Patients recently or currently receiving radiotherapy and/or chemotherapy were excluded in 20 of 34 trials. Whether patients receiving oncological treatment which may influence pain should be excluded from drug trials on cancer pain depends on the trial design. In studies of long duration, that is, several days or longer, including these patients is a confounding factor. In short studies, for example those examining the effect of short-acting rescue medication for breakthrough pain, including such patients should not be a problem.

A number of other factors, including gender, diurnal variation, pharmacogenetics and opioid pharmacokinetics, may influence the cancer patient's experience of pain and the outcome of opioid therapy. While it is not possible to control for all these variables, some simple measures are available and useful, such as matching groups for gender and controlling plasma opioid concentration at steady state.

Trial funding

The majority of studies were funded by the pharmaceutical industry. This may represent a source of bias, since research questions of interest for the industry, for example comparing two formulations of the same opioid, may not necessarily coincide with questions of importance for the clinician.

Conclusions and recommendations for future research

Pain is a subjective experience that is affected by many different factors. This makes pain difficult to measure and clinical pain research a challenge. The challenge is even greater in a palliative-care setting where there are special standards of care to maintain, and numerous potential confounding factors.

The data support the clinical experience that it is difficult to perform high-quality scientific trials in palliative-care pain patients. However, it is important to maintain scientific rigour and to ensure that research questions that are relevant to clinical practice are asked.

A number of methodological problems have been identified, including low trial sensitivity, too small trial size and lack of standardised measures of efficacy. Placebo-controlled efficacy trials of oral opioids for cancer pain are lacking. A placebo control is feasible in selected trials. It is important to know which type of pain is being treated and there should be a common definition of opioid efficacy. Psychological factors can influence the experience of pain and should be assessed and reported. A number of other factors have the potential for influencing opioid response, and future research should involve identifying and controlling for such factors.
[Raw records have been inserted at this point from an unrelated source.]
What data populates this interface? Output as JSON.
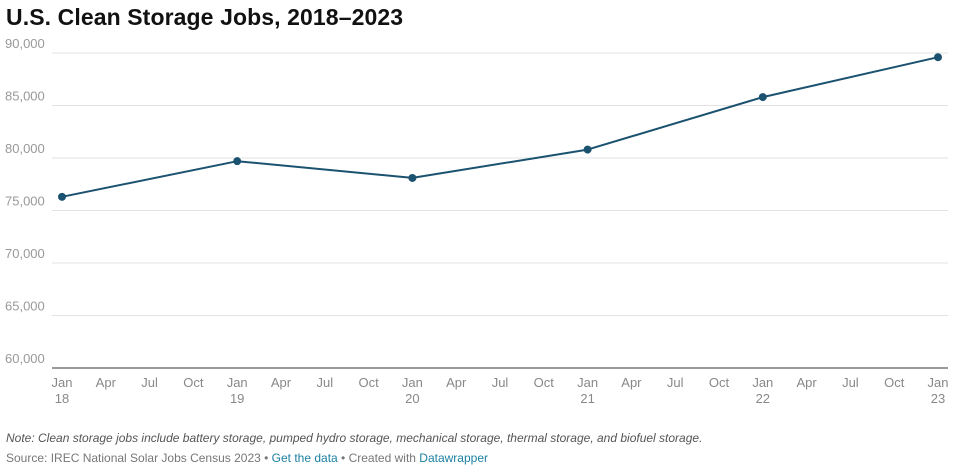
{
  "title": "U.S. Clean Storage Jobs, 2018–2023",
  "chart_data": {
    "type": "line",
    "title": "U.S. Clean Storage Jobs, 2018–2023",
    "xlabel": "",
    "ylabel": "",
    "ylim": [
      60000,
      90000
    ],
    "y_ticks": [
      {
        "value": 60000,
        "label": "60,000"
      },
      {
        "value": 65000,
        "label": "65,000"
      },
      {
        "value": 70000,
        "label": "70,000"
      },
      {
        "value": 75000,
        "label": "75,000"
      },
      {
        "value": 80000,
        "label": "80,000"
      },
      {
        "value": 85000,
        "label": "85,000"
      },
      {
        "value": 90000,
        "label": "90,000"
      }
    ],
    "x_range": [
      "2018-01",
      "2023-01"
    ],
    "x_ticks": [
      {
        "date": "2018-01",
        "line1": "Jan",
        "line2": "18"
      },
      {
        "date": "2018-04",
        "line1": "Apr",
        "line2": ""
      },
      {
        "date": "2018-07",
        "line1": "Jul",
        "line2": ""
      },
      {
        "date": "2018-10",
        "line1": "Oct",
        "line2": ""
      },
      {
        "date": "2019-01",
        "line1": "Jan",
        "line2": "19"
      },
      {
        "date": "2019-04",
        "line1": "Apr",
        "line2": ""
      },
      {
        "date": "2019-07",
        "line1": "Jul",
        "line2": ""
      },
      {
        "date": "2019-10",
        "line1": "Oct",
        "line2": ""
      },
      {
        "date": "2020-01",
        "line1": "Jan",
        "line2": "20"
      },
      {
        "date": "2020-04",
        "line1": "Apr",
        "line2": ""
      },
      {
        "date": "2020-07",
        "line1": "Jul",
        "line2": ""
      },
      {
        "date": "2020-10",
        "line1": "Oct",
        "line2": ""
      },
      {
        "date": "2021-01",
        "line1": "Jan",
        "line2": "21"
      },
      {
        "date": "2021-04",
        "line1": "Apr",
        "line2": ""
      },
      {
        "date": "2021-07",
        "line1": "Jul",
        "line2": ""
      },
      {
        "date": "2021-10",
        "line1": "Oct",
        "line2": ""
      },
      {
        "date": "2022-01",
        "line1": "Jan",
        "line2": "22"
      },
      {
        "date": "2022-04",
        "line1": "Apr",
        "line2": ""
      },
      {
        "date": "2022-07",
        "line1": "Jul",
        "line2": ""
      },
      {
        "date": "2022-10",
        "line1": "Oct",
        "line2": ""
      },
      {
        "date": "2023-01",
        "line1": "Jan",
        "line2": "23"
      }
    ],
    "series": [
      {
        "color": "#1b5270",
        "points": [
          {
            "x": "2018-01",
            "y": 76300
          },
          {
            "x": "2019-01",
            "y": 79700
          },
          {
            "x": "2020-01",
            "y": 78100
          },
          {
            "x": "2021-01",
            "y": 80800
          },
          {
            "x": "2022-01",
            "y": 85800
          },
          {
            "x": "2023-01",
            "y": 89600
          }
        ]
      }
    ],
    "grid": true,
    "legend": "none"
  },
  "footer": {
    "note": "Note: Clean storage jobs include battery storage, pumped hydro storage, mechanical storage, thermal storage, and biofuel storage.",
    "source_prefix": "Source: IREC National Solar Jobs Census 2023 • ",
    "get_data_link": "Get the data",
    "separator": " • Created with ",
    "datawrapper_link": "Datawrapper"
  }
}
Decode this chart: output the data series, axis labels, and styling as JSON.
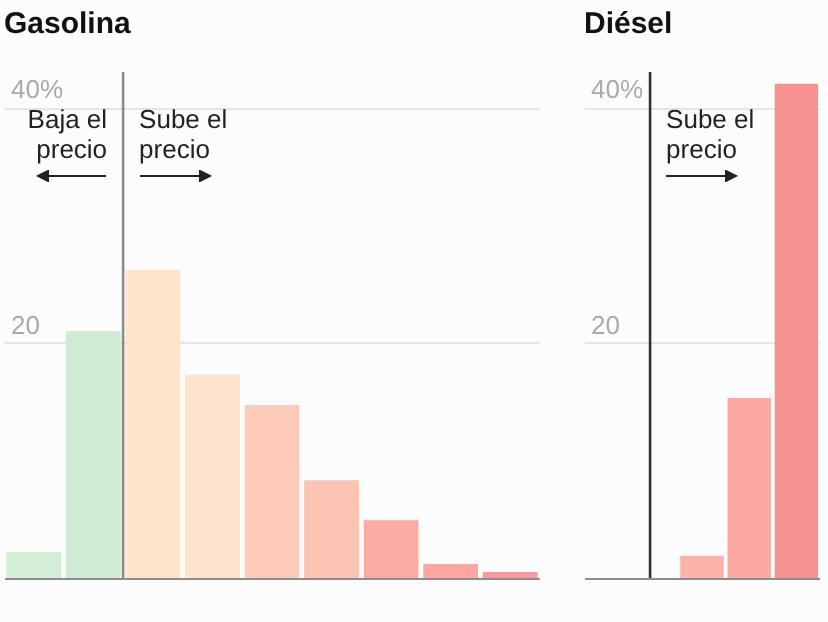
{
  "chart_data": [
    {
      "type": "bar",
      "title": "Gasolina",
      "categories": [
        null,
        null,
        null,
        null,
        null,
        null,
        null,
        null,
        null
      ],
      "values": [
        2.2,
        21.0,
        26.2,
        17.3,
        14.7,
        8.3,
        4.9,
        1.2,
        0.5
      ],
      "colors": [
        "#d4eed6",
        "#cdecd2",
        "#fee5ca",
        "#fee3cc",
        "#fdcbb8",
        "#fdc3b3",
        "#fcaba3",
        "#fca8a0",
        "#f7999a"
      ],
      "ylim": [
        0,
        43
      ],
      "yticks": [
        {
          "value": 40,
          "label": "40%"
        },
        20
      ],
      "grid": "y",
      "tick_labels": "y",
      "annotations": [
        "Baja el precio",
        "Sube el precio"
      ]
    },
    {
      "type": "bar",
      "title": "Diésel",
      "categories": [
        null,
        null,
        null,
        null,
        null
      ],
      "values": [
        0,
        0,
        1.9,
        15.3,
        42.0
      ],
      "colors": [
        "#fcb3a8",
        "#fcb3a8",
        "#fcb3a8",
        "#fcaaa1",
        "#f59391"
      ],
      "ylim": [
        0,
        43
      ],
      "yticks": [
        {
          "value": 40,
          "label": "40%"
        },
        20
      ],
      "grid": "y",
      "tick_labels": "y",
      "annotations": [
        "Sube el precio"
      ]
    }
  ]
}
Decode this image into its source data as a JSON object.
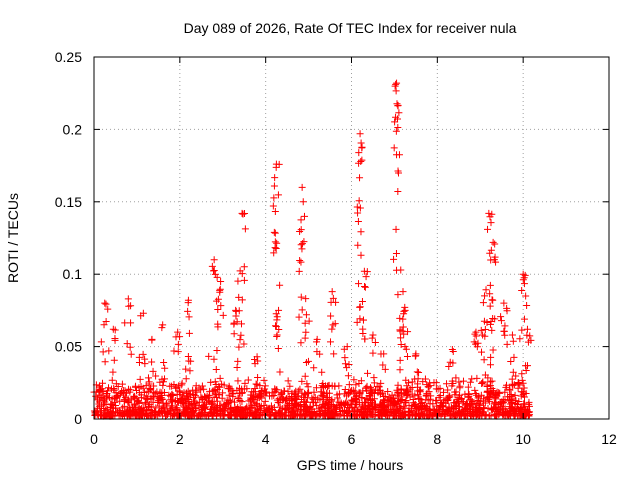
{
  "chart_data": {
    "type": "scatter",
    "title": "Day 089 of 2026, Rate Of TEC Index for receiver nula",
    "xlabel": "GPS time / hours",
    "ylabel": "ROTI / TECUs",
    "xlim": [
      0,
      12
    ],
    "ylim": [
      0,
      0.25
    ],
    "xticks": [
      0,
      2,
      4,
      6,
      8,
      10,
      12
    ],
    "xtick_labels": [
      "0",
      "2",
      "4",
      "6",
      "8",
      "10",
      "12"
    ],
    "yticks": [
      0,
      0.05,
      0.1,
      0.15,
      0.2,
      0.25
    ],
    "ytick_labels": [
      "0",
      "0.05",
      "0.1",
      "0.15",
      "0.2",
      "0.25"
    ],
    "grid": true,
    "marker": "+",
    "color": "#ff0000",
    "data_range_hours": [
      0,
      10.15
    ],
    "typical_roti_range": [
      0.002,
      0.03
    ],
    "peaks": [
      {
        "x": 0.25,
        "y": 0.08
      },
      {
        "x": 0.45,
        "y": 0.062
      },
      {
        "x": 0.8,
        "y": 0.083
      },
      {
        "x": 1.15,
        "y": 0.073
      },
      {
        "x": 1.35,
        "y": 0.055
      },
      {
        "x": 1.6,
        "y": 0.065
      },
      {
        "x": 1.95,
        "y": 0.06
      },
      {
        "x": 2.2,
        "y": 0.082
      },
      {
        "x": 2.8,
        "y": 0.11
      },
      {
        "x": 2.95,
        "y": 0.095
      },
      {
        "x": 3.3,
        "y": 0.075
      },
      {
        "x": 3.45,
        "y": 0.142
      },
      {
        "x": 3.8,
        "y": 0.043
      },
      {
        "x": 4.25,
        "y": 0.176
      },
      {
        "x": 4.3,
        "y": 0.075
      },
      {
        "x": 4.85,
        "y": 0.16
      },
      {
        "x": 4.95,
        "y": 0.072
      },
      {
        "x": 5.2,
        "y": 0.055
      },
      {
        "x": 5.55,
        "y": 0.088
      },
      {
        "x": 5.9,
        "y": 0.05
      },
      {
        "x": 6.2,
        "y": 0.197
      },
      {
        "x": 6.3,
        "y": 0.102
      },
      {
        "x": 6.5,
        "y": 0.058
      },
      {
        "x": 6.75,
        "y": 0.045
      },
      {
        "x": 7.05,
        "y": 0.232
      },
      {
        "x": 7.2,
        "y": 0.088
      },
      {
        "x": 7.25,
        "y": 0.075
      },
      {
        "x": 7.5,
        "y": 0.045
      },
      {
        "x": 8.35,
        "y": 0.048
      },
      {
        "x": 8.9,
        "y": 0.06
      },
      {
        "x": 9.1,
        "y": 0.085
      },
      {
        "x": 9.2,
        "y": 0.142
      },
      {
        "x": 9.3,
        "y": 0.122
      },
      {
        "x": 9.55,
        "y": 0.08
      },
      {
        "x": 9.75,
        "y": 0.058
      },
      {
        "x": 10.0,
        "y": 0.1
      },
      {
        "x": 10.1,
        "y": 0.062
      }
    ]
  }
}
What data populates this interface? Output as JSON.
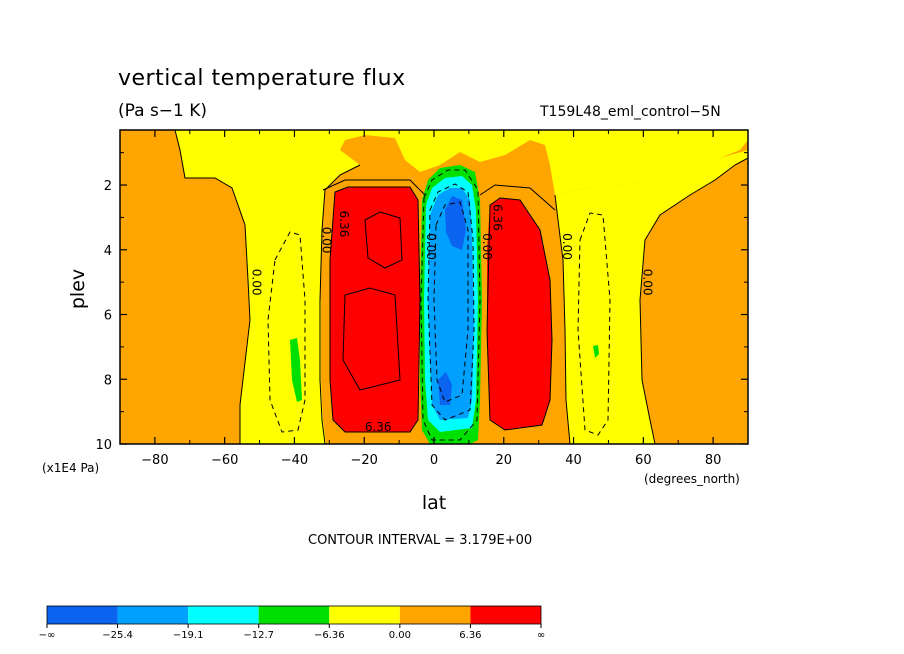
{
  "chart_data": {
    "type": "heatmap",
    "title": "vertical temperature flux",
    "units": "(Pa s−1 K)",
    "run_label": "T159L48_eml_control−5N",
    "xlabel": "lat",
    "x_units": "(degrees_north)",
    "ylabel": "plev",
    "y_units": "(x1E4 Pa)",
    "xlim": [
      -90,
      90
    ],
    "ylim": [
      10,
      0.3
    ],
    "x_ticks": [
      -80,
      -60,
      -40,
      -20,
      0,
      20,
      40,
      60,
      80
    ],
    "x_tick_labels": [
      "−80",
      "−60",
      "−40",
      "−20",
      "0",
      "20",
      "40",
      "60",
      "80"
    ],
    "y_ticks": [
      2,
      4,
      6,
      8,
      10
    ],
    "y_tick_labels": [
      "2",
      "4",
      "6",
      "8",
      "10"
    ],
    "contour_interval_text": "CONTOUR INTERVAL = 3.179E+00",
    "contour_labels": [
      {
        "text": "0.00",
        "lat": -52,
        "plev": 5.0,
        "rotate": true
      },
      {
        "text": "0.00",
        "lat": -32,
        "plev": 3.7,
        "rotate": true
      },
      {
        "text": "6.36",
        "lat": -27,
        "plev": 3.2,
        "rotate": true
      },
      {
        "text": "6.36",
        "lat": -16,
        "plev": 9.6,
        "rotate": false
      },
      {
        "text": "0.00",
        "lat": -2,
        "plev": 3.9,
        "rotate": true
      },
      {
        "text": "0.00",
        "lat": 14,
        "plev": 3.9,
        "rotate": true
      },
      {
        "text": "6.36",
        "lat": 17,
        "plev": 3.0,
        "rotate": true
      },
      {
        "text": "0.00",
        "lat": 37,
        "plev": 3.9,
        "rotate": true
      },
      {
        "text": "0.00",
        "lat": 60,
        "plev": 5.0,
        "rotate": true
      }
    ],
    "legend": {
      "bounds": [
        "−∞",
        "−25.4",
        "−19.1",
        "−12.7",
        "−6.36",
        "0.00",
        "6.36",
        "∞"
      ],
      "colors": [
        "#0a64f0",
        "#00a0ff",
        "#00ffff",
        "#00e000",
        "#ffff00",
        "#ffa500",
        "#ff0000"
      ]
    },
    "colors": {
      "very_negative": "#0a64f0",
      "negative_strong": "#00a0ff",
      "negative_mid": "#00ffff",
      "negative_weak": "#00e000",
      "near_zero_neg": "#ffff00",
      "near_zero_pos": "#ffa500",
      "positive": "#ff0000"
    },
    "grid": false
  }
}
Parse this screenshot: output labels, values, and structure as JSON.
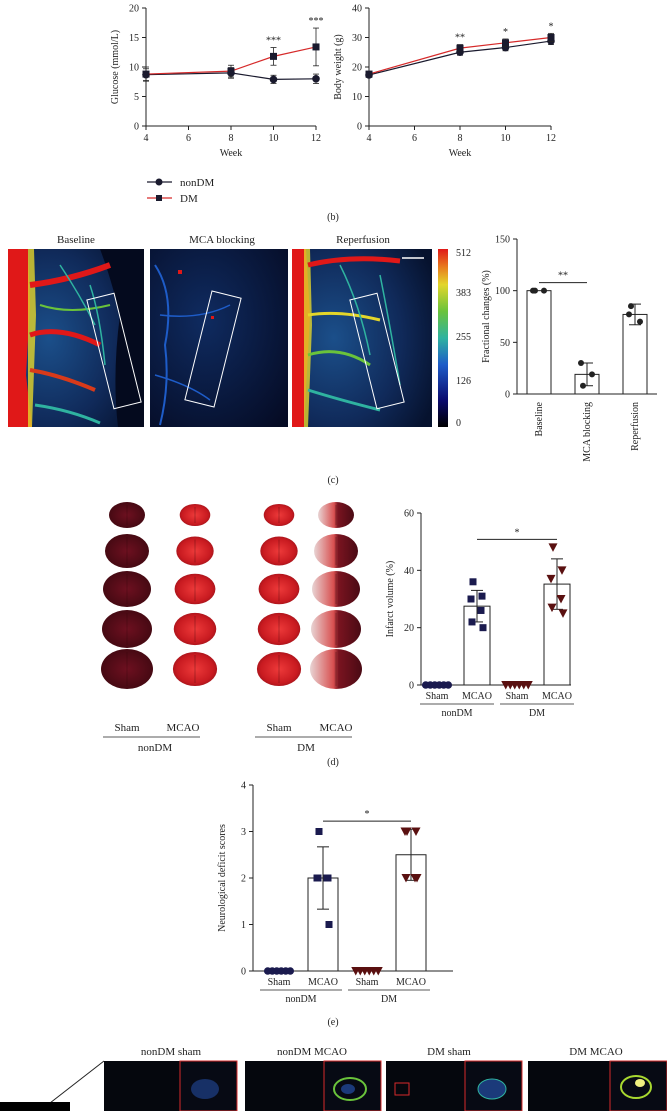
{
  "panel_b": {
    "label": "(b)",
    "legend": [
      {
        "name": "nonDM",
        "color": "#1a1a2e"
      },
      {
        "name": "DM",
        "color": "#d62a2a"
      }
    ]
  },
  "panel_c": {
    "label": "(c)",
    "image_titles": [
      "Baseline",
      "MCA blocking",
      "Reperfusion"
    ],
    "colorbar_ticks": [
      "512",
      "383",
      "255",
      "126",
      "0"
    ]
  },
  "panel_d": {
    "label": "(d)",
    "slice_groups": [
      "Sham",
      "MCAO",
      "Sham",
      "MCAO"
    ],
    "group_titles": [
      "nonDM",
      "DM"
    ]
  },
  "panel_e": {
    "label": "(e)"
  },
  "panel_f": {
    "titles": [
      "nonDM sham",
      "nonDM MCAO",
      "DM sham",
      "DM MCAO"
    ]
  },
  "chart_data": [
    {
      "type": "line",
      "xlabel": "Week",
      "ylabel": "Glucose (mmol/L)",
      "x": [
        4,
        8,
        10,
        12
      ],
      "xlim": [
        4,
        12
      ],
      "xticks": [
        4,
        6,
        8,
        10,
        12
      ],
      "ylim": [
        0,
        20
      ],
      "yticks": [
        0,
        5,
        10,
        15,
        20
      ],
      "series": [
        {
          "name": "nonDM",
          "values": [
            8.7,
            9.0,
            7.9,
            8.0
          ],
          "err": [
            1.0,
            0.9,
            0.7,
            0.8
          ],
          "color": "#1a1a2e"
        },
        {
          "name": "DM",
          "values": [
            8.8,
            9.3,
            11.8,
            13.4
          ],
          "err": [
            1.2,
            1.0,
            1.5,
            3.2
          ],
          "color": "#d62a2a"
        }
      ],
      "annotations": [
        {
          "x": 10,
          "text": "***"
        },
        {
          "x": 12,
          "text": "***"
        }
      ]
    },
    {
      "type": "line",
      "xlabel": "Week",
      "ylabel": "Body weight (g)",
      "x": [
        4,
        8,
        10,
        12
      ],
      "xlim": [
        4,
        12
      ],
      "xticks": [
        4,
        6,
        8,
        10,
        12
      ],
      "ylim": [
        0,
        40
      ],
      "yticks": [
        0,
        10,
        20,
        30,
        40
      ],
      "series": [
        {
          "name": "nonDM",
          "values": [
            17.3,
            25.0,
            26.6,
            28.8
          ],
          "err": [
            0.8,
            1.0,
            1.1,
            1.2
          ],
          "color": "#1a1a2e"
        },
        {
          "name": "DM",
          "values": [
            17.6,
            26.4,
            28.2,
            30.0
          ],
          "err": [
            0.8,
            1.2,
            1.3,
            1.4
          ],
          "color": "#d62a2a"
        }
      ],
      "annotations": [
        {
          "x": 8,
          "text": "**"
        },
        {
          "x": 10,
          "text": "*"
        },
        {
          "x": 12,
          "text": "*"
        }
      ]
    },
    {
      "type": "bar",
      "ylabel": "Fractional changes (%)",
      "categories": [
        "Baseline",
        "MCA blocking",
        "Reperfusion"
      ],
      "values": [
        100,
        19,
        77
      ],
      "err": [
        0,
        11,
        10
      ],
      "points": [
        [
          100,
          100,
          100
        ],
        [
          8,
          19,
          30
        ],
        [
          85,
          70,
          77
        ]
      ],
      "ylim": [
        0,
        150
      ],
      "yticks": [
        0,
        50,
        100,
        150
      ],
      "annotations": [
        {
          "from": 0,
          "to": 1,
          "text": "**"
        }
      ]
    },
    {
      "type": "bar",
      "ylabel": "Infarct volume (%)",
      "categories": [
        "Sham",
        "MCAO",
        "Sham",
        "MCAO"
      ],
      "group_labels": [
        "nonDM",
        "DM"
      ],
      "values": [
        0,
        27.5,
        0,
        35.2
      ],
      "err": [
        0,
        5.5,
        0,
        8.8
      ],
      "points": [
        [
          0,
          0,
          0,
          0,
          0,
          0
        ],
        [
          36,
          31,
          30,
          26,
          22,
          20
        ],
        [
          0,
          0,
          0,
          0,
          0,
          0
        ],
        [
          48,
          40,
          37,
          30,
          27,
          25
        ]
      ],
      "ylim": [
        0,
        60
      ],
      "yticks": [
        0,
        20,
        40,
        60
      ],
      "annotations": [
        {
          "from": 1,
          "to": 3,
          "text": "*"
        }
      ]
    },
    {
      "type": "bar",
      "ylabel": "Neurological deficit scores",
      "categories": [
        "Sham",
        "MCAO",
        "Sham",
        "MCAO"
      ],
      "group_labels": [
        "nonDM",
        "DM"
      ],
      "values": [
        0,
        2.0,
        0,
        2.5
      ],
      "err": [
        0,
        0.67,
        0,
        0.55
      ],
      "points": [
        [
          0,
          0,
          0,
          0,
          0,
          0
        ],
        [
          3,
          2,
          2,
          2,
          2,
          1
        ],
        [
          0,
          0,
          0,
          0,
          0,
          0
        ],
        [
          3,
          3,
          3,
          2,
          2,
          2
        ]
      ],
      "ylim": [
        0,
        4
      ],
      "yticks": [
        0,
        1,
        2,
        3,
        4
      ],
      "annotations": [
        {
          "from": 1,
          "to": 3,
          "text": "*"
        }
      ]
    }
  ]
}
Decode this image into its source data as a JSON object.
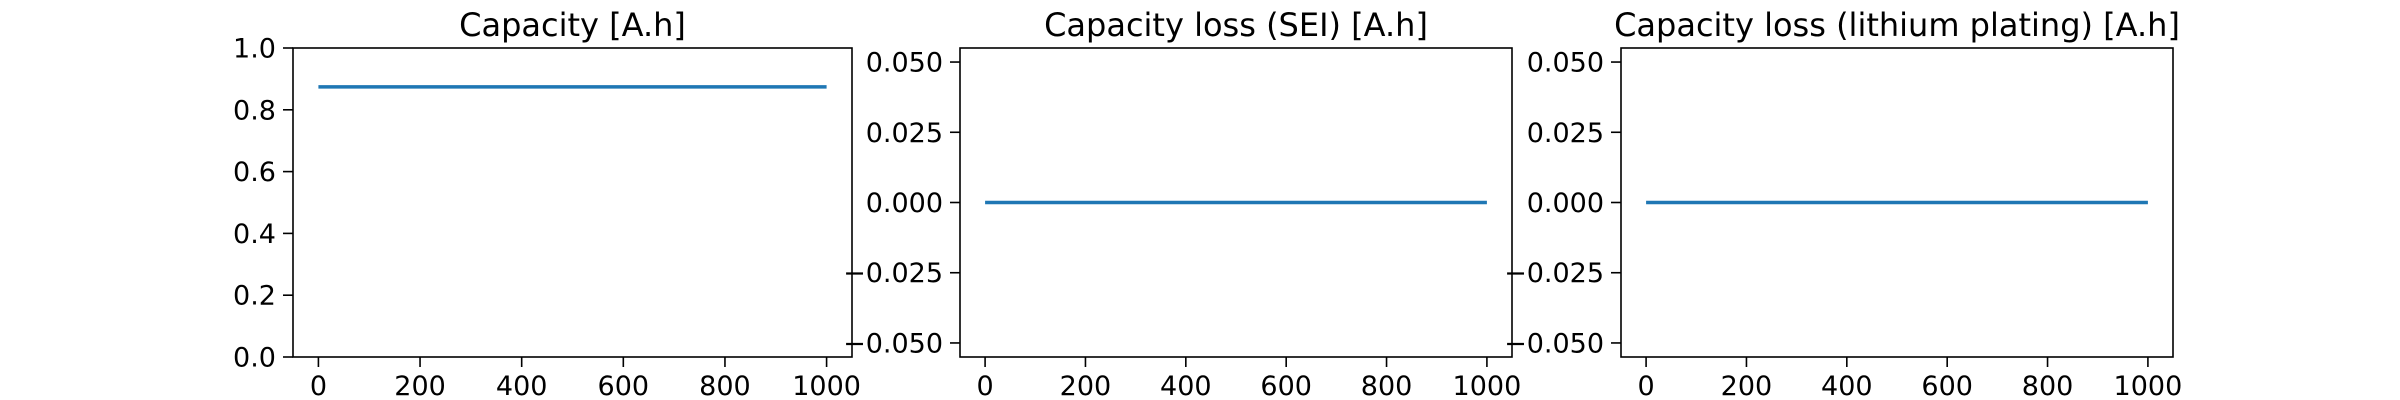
{
  "colors": {
    "series": "#1f77b4",
    "axes": "#000000",
    "background": "#ffffff"
  },
  "chart_data": [
    {
      "type": "line",
      "title": "Capacity [A.h]",
      "xlabel": "",
      "ylabel": "",
      "xlim": [
        -50,
        1050
      ],
      "ylim": [
        0.0,
        1.0
      ],
      "xticks": [
        0,
        200,
        400,
        600,
        800,
        1000
      ],
      "xtick_labels": [
        "0",
        "200",
        "400",
        "600",
        "800",
        "1000"
      ],
      "yticks": [
        0.0,
        0.2,
        0.4,
        0.6,
        0.8,
        1.0
      ],
      "ytick_labels": [
        "0.0",
        "0.2",
        "0.4",
        "0.6",
        "0.8",
        "1.0"
      ],
      "grid": false,
      "series": [
        {
          "x": [
            0,
            1000
          ],
          "y": [
            0.874,
            0.874
          ]
        }
      ]
    },
    {
      "type": "line",
      "title": "Capacity loss (SEI) [A.h]",
      "xlabel": "",
      "ylabel": "",
      "xlim": [
        -50,
        1050
      ],
      "ylim": [
        -0.055,
        0.055
      ],
      "xticks": [
        0,
        200,
        400,
        600,
        800,
        1000
      ],
      "xtick_labels": [
        "0",
        "200",
        "400",
        "600",
        "800",
        "1000"
      ],
      "yticks": [
        -0.05,
        -0.025,
        0.0,
        0.025,
        0.05
      ],
      "ytick_labels": [
        "−0.050",
        "−0.025",
        "0.000",
        "0.025",
        "0.050"
      ],
      "grid": false,
      "series": [
        {
          "x": [
            0,
            1000
          ],
          "y": [
            0.0,
            0.0
          ]
        }
      ]
    },
    {
      "type": "line",
      "title": "Capacity loss (lithium plating) [A.h]",
      "xlabel": "",
      "ylabel": "",
      "xlim": [
        -50,
        1050
      ],
      "ylim": [
        -0.055,
        0.055
      ],
      "xticks": [
        0,
        200,
        400,
        600,
        800,
        1000
      ],
      "xtick_labels": [
        "0",
        "200",
        "400",
        "600",
        "800",
        "1000"
      ],
      "yticks": [
        -0.05,
        -0.025,
        0.0,
        0.025,
        0.05
      ],
      "ytick_labels": [
        "−0.050",
        "−0.025",
        "0.000",
        "0.025",
        "0.050"
      ],
      "grid": false,
      "series": [
        {
          "x": [
            0,
            1000
          ],
          "y": [
            0.0,
            0.0
          ]
        }
      ]
    }
  ]
}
Having analysed the literature we conclude that there is a need for standardisation and uniformity of design and reporting of trials. Trials must be designed to produce reliable results. This cannot be accomplished by a single researcher, but requires the collaboration of experts in several fields.

The standard opioid trial design

We propose a consensus meeting where pain researchers, systematic reviewers in pain relief, palliative-care physicians, oncologists, epidemiologists/statisticians and pain psychologists are represented. The objective of such a meeting would be to produce a standard trial design, or set of trials, for opioids in cancer pain. In addition, a checklist for the performance of trials, based on tailor-made validity scores for cancer pain (Antczak et al, 1986a, 1986b). The document produced could then be submitted to specialist organizations which have a focus on trial methodology, for example the International Association for the Study of Pain (IASP) and the European Association for Palliative Care (EAPC), and subject to approval, made available on the respective websites. The development and dissemination of a standardised trial, together with checklist for trial performance, will help researchers to plan trials, improve study quality and validity and enable the combination of data from separate trials.